Ceci dit, l'inaptitude à me jeter à corps perdu dans un combat sans réfléchir, le refus de prendre parti trop hâtivement, ça me sert. Enfin des fois. A l'heure où l'on parle partout des nombreux incidents qui ont émaillé le parcours de la flamme olympique dans la capitale de la France qui, Sarkozy l'avait juré sur la tête de Dadu, devait être "de retour" par exemple, je me souviens que mon flegme, voire mon pessimisme naturel, m'a déjà tiré plus d'une fois d'un bien mauvais pas, comme ce soir de 1986 où je ne me suis ni fait casser la tête, ni tuer, parce que pendant qu'on essayait de réanimer Malik Oussekine sur un bout de trottoir, moi j'étais dans le train, tranquillou... En route pour aller m'enfiler la traditionnelle soupe du soir avec les vieux. Pas super, c'est sûr, mais à l'époque ça a tout de même été mieux que de finir la soirée avec les deux bras pétés ou avec une main arrachée, comme ce manifestant qui avait eu la mauvaise idée de ramasser une grenade lacrymo pour la renvoyer en direction des CRS... Ca a fait boum, sa main s'est envolée.

Toute la journée, je l'avais bien senti de toutes façons, la pression était montée. Moi et des dizaines, des centaines de milliers d'autres étudiants, qui ne connaissions rien du contenu exact de la loi Devaquet, nous étions laissés entraîner sur une pente glissante par des professionnels de l'agitation. Politique. Sans avoir vraiment compris pourquoi, on était arrivés dans nos facs respectives un matin, et tout le monde s'était retrouvé illico embarqué dans une "expédition" à Paris, où personne ne savait vraiment ce qu'il allait faire. Surtout pas moi, qui ne passait en principe par Paris, qu'à l'époque je voyais comme une gigantesque boule puante (ah, la méconnaissance de la capitale), que pour rentrer bouffer ma soupe avec les vieux.

Bref, une fois arrivés dans la ville lumière, presque immédiatement, tous les petits groupes se sont dissous. Absorbés, happés, emportés par une masse énorme qui semblait tout devoir écraser sur son passage, et dans laquelle plus personne ne connaissait plus personne. Paradoxalement, ça contribuait à resserrer les rangs. Tout juste si on ne parlait pas de "marcher sur l'Assemblée", pour faire un remake de 1789 (!), alors que par un tel temps de chiotte, les boutonneux que nous étions auraient tous été beaucoup mieux à ronfler pendant un cours de droit constit' ou de psycho...
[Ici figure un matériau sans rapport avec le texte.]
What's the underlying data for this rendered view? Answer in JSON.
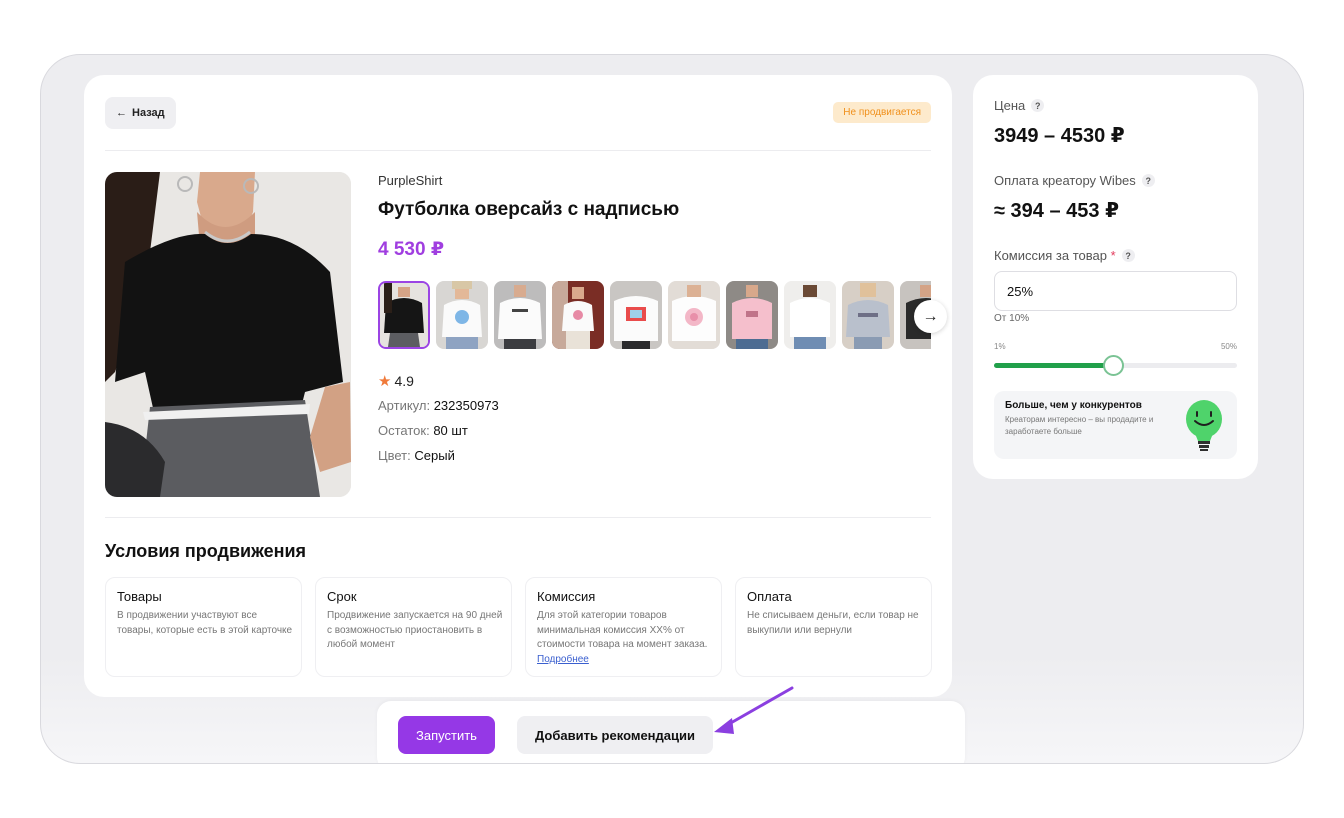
{
  "product": {
    "back_label": "Назад",
    "status_badge": "Не продвигается",
    "brand": "PurpleShirt",
    "title": "Футболка оверсайз с надписью",
    "price": "4 530 ₽",
    "rating": "4.9",
    "sku_label": "Артикул:",
    "sku_value": "232350973",
    "stock_label": "Остаток:",
    "stock_value": "80 шт",
    "color_label": "Цвет:",
    "color_value": "Серый",
    "thumbnail_count": 10,
    "active_thumbnail": 0
  },
  "conditions": {
    "title": "Условия продвижения",
    "items": [
      {
        "title": "Товары",
        "text": "В продвижении участвуют все товары, которые есть в этой карточке"
      },
      {
        "title": "Срок",
        "text": "Продвижение запускается на 90 дней с возможностью приостановить в любой момент"
      },
      {
        "title": "Комиссия",
        "text": "Для этой категории товаров минимальная комиссия XX% от стоимости товара на момент заказа.",
        "link": "Подробнее"
      },
      {
        "title": "Оплата",
        "text": "Не списываем деньги, если товар не выкупили или вернули"
      }
    ]
  },
  "actions": {
    "run_label": "Запустить",
    "recommendations_label": "Добавить рекомендации"
  },
  "sidebar": {
    "price_label": "Цена",
    "price_value": "3949 – 4530 ₽",
    "creator_pay_label": "Оплата креатору Wibes",
    "creator_pay_value": "≈ 394 – 453 ₽",
    "commission_label": "Комиссия за товар",
    "required_mark": "*",
    "help_mark": "?",
    "commission_value": "25%",
    "commission_hint": "От 10%",
    "slider_min_label": "1%",
    "slider_max_label": "50%",
    "slider_min": 1,
    "slider_max": 50,
    "slider_value": 25,
    "tip_title": "Больше, чем у конкурентов",
    "tip_text": "Креаторам интересно – вы продадите и заработаете больше"
  },
  "colors": {
    "accent": "#9538e6",
    "price": "#a03ee0",
    "slider_fill": "#21a04a",
    "badge_bg": "#fdeacc",
    "badge_text": "#f0901c",
    "arrow": "#8b3fe0",
    "lightbulb": "#4fd36b"
  },
  "icons": {
    "back": "arrow-left-icon",
    "next": "arrow-right-icon",
    "star": "star-icon",
    "help": "question-icon",
    "tip": "lightbulb-smile-icon"
  }
}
Les robots étaient là, eux aussi. Rien à foutre de la météo, il y en avait partout. Déjà équipés de protections avec des boudins, à l'époque (si ma mémoire ne me trahit pas), le bouclier appuyé le long de la jambe et la matraque à la ceinture. Dans les rangs, ça commençait à bruisser un peu. Visiblement inquiets de l'ampleur de la marée humaine qui s'écoulait lentement devant eux, les robots faisaient mine de ne ressentir aucune émotion. Ils restaient plantés dans leurs Rangers, semblant barrer les rues trop cossues pour qu'on permette à l'étudiant d'y gambader, mais plaçant en fait, sans avoir l'air d'y toucher, l'ennemi sur un itinéraire qui devait le conduire tout droit en zone découverte, là où l'on pourrait donner toute l'artillerie.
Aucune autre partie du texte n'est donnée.